What I would like to know is if memory barriers can be used to completely replace the volatile keyword. Do read barriers force the compiler to emit code that makes the code read from "main memory" in addition to making sure all reads complete as implied by some of the documents above?

Would appreciate any clarification on my confused understanding of memory barriers and the volatile keyword.

[Gian-Carlo Pascutto]

I believe that barriers can indeed replace volatile (and have better defined semantics).

You can find some very interesting discussion by Linus Torvalds about this on the Linux Kernel mailing list.

[bob]

memory barriers are used on architectures that do out-of-order memory writes. In those, the usual place a write barrier is used is where you acquire a lock, then write some values to memory and then clear the lock.
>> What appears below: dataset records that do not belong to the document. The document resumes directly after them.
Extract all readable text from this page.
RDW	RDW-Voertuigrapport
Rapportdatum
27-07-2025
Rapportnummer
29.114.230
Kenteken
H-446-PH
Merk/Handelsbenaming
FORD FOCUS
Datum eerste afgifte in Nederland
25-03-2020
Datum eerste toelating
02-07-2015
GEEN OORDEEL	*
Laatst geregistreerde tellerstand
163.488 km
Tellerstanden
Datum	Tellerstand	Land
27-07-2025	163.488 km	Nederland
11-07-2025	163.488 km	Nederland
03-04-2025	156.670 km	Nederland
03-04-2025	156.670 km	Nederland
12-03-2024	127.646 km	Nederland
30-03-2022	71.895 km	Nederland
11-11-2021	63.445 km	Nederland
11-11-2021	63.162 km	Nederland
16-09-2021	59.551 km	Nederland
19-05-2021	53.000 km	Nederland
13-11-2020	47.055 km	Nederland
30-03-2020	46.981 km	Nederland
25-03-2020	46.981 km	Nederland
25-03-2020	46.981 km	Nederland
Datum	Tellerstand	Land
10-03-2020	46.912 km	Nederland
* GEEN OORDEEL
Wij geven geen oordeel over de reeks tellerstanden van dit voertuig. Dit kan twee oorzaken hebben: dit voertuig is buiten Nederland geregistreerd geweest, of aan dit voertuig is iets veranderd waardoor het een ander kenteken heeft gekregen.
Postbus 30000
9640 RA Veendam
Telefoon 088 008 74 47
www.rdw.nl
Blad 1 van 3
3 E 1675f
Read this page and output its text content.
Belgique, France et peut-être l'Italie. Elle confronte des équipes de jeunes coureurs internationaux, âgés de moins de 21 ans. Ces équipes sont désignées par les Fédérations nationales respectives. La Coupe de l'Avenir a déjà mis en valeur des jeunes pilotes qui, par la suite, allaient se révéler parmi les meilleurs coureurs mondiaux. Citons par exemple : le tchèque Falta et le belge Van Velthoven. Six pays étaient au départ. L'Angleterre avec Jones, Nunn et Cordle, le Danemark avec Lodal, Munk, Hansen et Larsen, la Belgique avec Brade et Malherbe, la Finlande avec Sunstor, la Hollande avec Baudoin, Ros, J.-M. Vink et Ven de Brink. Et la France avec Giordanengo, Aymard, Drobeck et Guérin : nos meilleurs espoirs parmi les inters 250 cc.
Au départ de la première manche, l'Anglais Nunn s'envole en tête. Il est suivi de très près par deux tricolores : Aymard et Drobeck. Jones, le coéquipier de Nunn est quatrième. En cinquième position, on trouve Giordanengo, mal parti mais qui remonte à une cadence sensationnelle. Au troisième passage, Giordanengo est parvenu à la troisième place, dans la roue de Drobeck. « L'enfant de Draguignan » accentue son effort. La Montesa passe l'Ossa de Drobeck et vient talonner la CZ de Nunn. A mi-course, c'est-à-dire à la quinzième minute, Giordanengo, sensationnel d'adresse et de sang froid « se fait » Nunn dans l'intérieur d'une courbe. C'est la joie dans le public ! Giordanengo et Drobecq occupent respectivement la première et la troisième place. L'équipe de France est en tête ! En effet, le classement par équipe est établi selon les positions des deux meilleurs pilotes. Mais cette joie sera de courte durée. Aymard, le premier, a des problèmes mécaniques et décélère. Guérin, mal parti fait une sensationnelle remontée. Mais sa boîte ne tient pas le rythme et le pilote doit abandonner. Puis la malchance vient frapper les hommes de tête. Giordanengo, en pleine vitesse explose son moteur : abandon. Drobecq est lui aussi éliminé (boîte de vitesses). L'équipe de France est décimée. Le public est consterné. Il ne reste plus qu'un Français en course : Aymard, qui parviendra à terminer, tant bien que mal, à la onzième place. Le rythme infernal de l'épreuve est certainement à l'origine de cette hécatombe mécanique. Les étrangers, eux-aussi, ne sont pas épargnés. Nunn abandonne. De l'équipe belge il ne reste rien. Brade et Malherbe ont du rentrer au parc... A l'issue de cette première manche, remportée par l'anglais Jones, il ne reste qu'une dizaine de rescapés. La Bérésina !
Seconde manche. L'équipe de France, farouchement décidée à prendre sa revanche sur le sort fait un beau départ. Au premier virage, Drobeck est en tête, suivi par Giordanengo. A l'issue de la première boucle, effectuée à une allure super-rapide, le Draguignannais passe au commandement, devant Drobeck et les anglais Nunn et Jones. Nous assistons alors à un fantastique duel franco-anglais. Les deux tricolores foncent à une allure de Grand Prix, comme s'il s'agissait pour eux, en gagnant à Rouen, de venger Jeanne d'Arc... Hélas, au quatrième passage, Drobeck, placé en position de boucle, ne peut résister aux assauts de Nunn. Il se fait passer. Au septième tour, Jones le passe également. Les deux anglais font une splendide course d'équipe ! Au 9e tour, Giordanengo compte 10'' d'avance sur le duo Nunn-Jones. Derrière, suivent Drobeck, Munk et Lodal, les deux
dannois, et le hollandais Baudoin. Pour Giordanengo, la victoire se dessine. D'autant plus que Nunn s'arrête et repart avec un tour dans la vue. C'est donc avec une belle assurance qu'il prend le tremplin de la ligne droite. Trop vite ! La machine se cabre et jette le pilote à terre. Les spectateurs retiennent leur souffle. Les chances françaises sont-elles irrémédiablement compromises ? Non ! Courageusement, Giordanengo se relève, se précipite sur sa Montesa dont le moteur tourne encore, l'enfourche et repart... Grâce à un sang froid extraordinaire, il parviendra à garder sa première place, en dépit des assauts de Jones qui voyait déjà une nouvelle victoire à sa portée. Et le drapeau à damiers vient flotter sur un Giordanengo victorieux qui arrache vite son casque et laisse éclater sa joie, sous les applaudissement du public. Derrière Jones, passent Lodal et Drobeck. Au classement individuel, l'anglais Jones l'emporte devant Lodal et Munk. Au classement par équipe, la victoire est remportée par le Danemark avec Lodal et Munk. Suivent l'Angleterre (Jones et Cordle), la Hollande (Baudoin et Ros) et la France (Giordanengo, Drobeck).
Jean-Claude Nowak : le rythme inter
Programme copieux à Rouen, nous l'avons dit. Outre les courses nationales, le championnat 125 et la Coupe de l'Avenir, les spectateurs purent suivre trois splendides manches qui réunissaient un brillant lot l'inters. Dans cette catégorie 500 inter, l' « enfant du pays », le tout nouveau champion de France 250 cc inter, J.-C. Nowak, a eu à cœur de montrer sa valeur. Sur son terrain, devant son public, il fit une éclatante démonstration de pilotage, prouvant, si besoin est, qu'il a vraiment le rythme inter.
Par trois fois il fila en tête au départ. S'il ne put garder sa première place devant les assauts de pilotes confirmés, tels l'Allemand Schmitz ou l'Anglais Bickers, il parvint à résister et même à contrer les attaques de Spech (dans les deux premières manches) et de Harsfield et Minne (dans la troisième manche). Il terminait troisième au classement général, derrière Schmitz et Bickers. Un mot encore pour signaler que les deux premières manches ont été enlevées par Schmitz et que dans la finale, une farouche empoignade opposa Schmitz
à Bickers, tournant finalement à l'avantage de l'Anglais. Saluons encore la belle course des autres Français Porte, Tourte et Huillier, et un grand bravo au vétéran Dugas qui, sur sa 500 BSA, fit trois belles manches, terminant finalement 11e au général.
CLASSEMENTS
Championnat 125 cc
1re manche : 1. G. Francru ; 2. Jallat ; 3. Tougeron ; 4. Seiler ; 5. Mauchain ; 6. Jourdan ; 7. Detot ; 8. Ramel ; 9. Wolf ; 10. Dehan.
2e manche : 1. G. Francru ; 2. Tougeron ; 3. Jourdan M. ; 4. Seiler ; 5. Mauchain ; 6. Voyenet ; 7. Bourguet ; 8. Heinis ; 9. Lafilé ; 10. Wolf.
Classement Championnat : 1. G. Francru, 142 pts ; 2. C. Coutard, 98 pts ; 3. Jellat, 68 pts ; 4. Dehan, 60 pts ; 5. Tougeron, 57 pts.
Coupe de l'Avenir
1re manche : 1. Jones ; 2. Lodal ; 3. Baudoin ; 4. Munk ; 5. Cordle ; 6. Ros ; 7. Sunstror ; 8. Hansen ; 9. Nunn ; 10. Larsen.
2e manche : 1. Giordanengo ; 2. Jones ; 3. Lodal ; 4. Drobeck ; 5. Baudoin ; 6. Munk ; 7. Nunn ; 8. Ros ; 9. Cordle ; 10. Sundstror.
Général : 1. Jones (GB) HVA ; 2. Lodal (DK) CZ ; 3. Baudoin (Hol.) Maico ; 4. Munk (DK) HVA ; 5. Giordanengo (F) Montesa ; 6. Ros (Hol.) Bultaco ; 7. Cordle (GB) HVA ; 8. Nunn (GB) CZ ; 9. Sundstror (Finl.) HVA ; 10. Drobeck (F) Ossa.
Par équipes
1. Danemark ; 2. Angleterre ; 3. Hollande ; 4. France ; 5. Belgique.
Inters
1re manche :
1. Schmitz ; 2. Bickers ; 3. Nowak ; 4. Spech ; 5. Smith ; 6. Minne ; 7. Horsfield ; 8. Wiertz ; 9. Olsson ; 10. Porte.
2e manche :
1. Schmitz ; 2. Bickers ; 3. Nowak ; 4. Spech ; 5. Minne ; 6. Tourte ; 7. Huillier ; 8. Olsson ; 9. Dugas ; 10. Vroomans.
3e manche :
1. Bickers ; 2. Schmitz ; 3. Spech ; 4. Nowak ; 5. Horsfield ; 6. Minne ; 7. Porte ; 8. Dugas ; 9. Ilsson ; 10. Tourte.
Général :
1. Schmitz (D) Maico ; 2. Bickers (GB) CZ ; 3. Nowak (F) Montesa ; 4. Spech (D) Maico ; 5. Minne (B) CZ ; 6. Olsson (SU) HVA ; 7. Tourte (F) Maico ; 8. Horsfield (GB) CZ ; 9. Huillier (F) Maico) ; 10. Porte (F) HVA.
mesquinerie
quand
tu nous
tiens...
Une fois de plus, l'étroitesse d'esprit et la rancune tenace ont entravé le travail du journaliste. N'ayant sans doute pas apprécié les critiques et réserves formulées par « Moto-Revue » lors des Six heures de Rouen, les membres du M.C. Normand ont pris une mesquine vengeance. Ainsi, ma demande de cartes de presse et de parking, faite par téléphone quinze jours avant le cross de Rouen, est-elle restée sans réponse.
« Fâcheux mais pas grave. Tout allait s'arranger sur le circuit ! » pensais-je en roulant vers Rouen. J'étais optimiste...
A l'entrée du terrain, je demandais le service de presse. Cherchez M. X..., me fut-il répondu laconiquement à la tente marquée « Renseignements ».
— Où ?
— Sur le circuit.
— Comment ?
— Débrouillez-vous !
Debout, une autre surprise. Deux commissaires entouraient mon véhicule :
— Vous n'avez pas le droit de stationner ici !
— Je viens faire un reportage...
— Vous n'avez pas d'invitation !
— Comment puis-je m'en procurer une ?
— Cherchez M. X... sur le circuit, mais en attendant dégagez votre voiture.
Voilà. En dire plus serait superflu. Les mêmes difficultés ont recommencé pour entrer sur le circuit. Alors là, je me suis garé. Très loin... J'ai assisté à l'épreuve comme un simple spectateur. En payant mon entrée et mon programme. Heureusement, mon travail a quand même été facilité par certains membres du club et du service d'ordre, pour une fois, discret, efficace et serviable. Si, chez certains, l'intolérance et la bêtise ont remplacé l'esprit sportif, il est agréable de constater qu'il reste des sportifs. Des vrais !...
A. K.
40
Since clearing the lock is a write, you do _not_ want that to happen before the previous writes have been done, else you lose the protection of the lock and your critical section becomes unprotected.

volatile is a compiler directive, and has nothing to do with the architecture. It simply says "this value can change spontaneously". This instructs the compiler to re-read the value from memory each time it is accessed, rather than trying to optimize and keep the value in a register. This is an issue in two common places. One is where you have a threaded/parallel application and another thread can change a value you are occasionally checking. The compiler doesn't know about the concept of threading, so it looks at your source and sees a load here from X, then a little further it sees another load from X, and concludes "OK, X is not modified between the first and second load, so I can use the first value. not good for parallel algorithms. Operating systems use this for another purpose, since many devices use memory mapped I/O. If you want to discover if a disk drive is busy, you can go to a specific memory address and read it. The disk controller is watching for references to that address and it will supply the value rather than memory. This means that the value can change based on the status of the external hard drive, and by using volatile you tell the compiler "each time I load from this address, you can't assume it hasn't changed just because I haven't written to it, so go to memory each time and get the new value.

Hope that helps...

[bob]

I believe that barriers can indeed replace volatile (and have better defined semantics).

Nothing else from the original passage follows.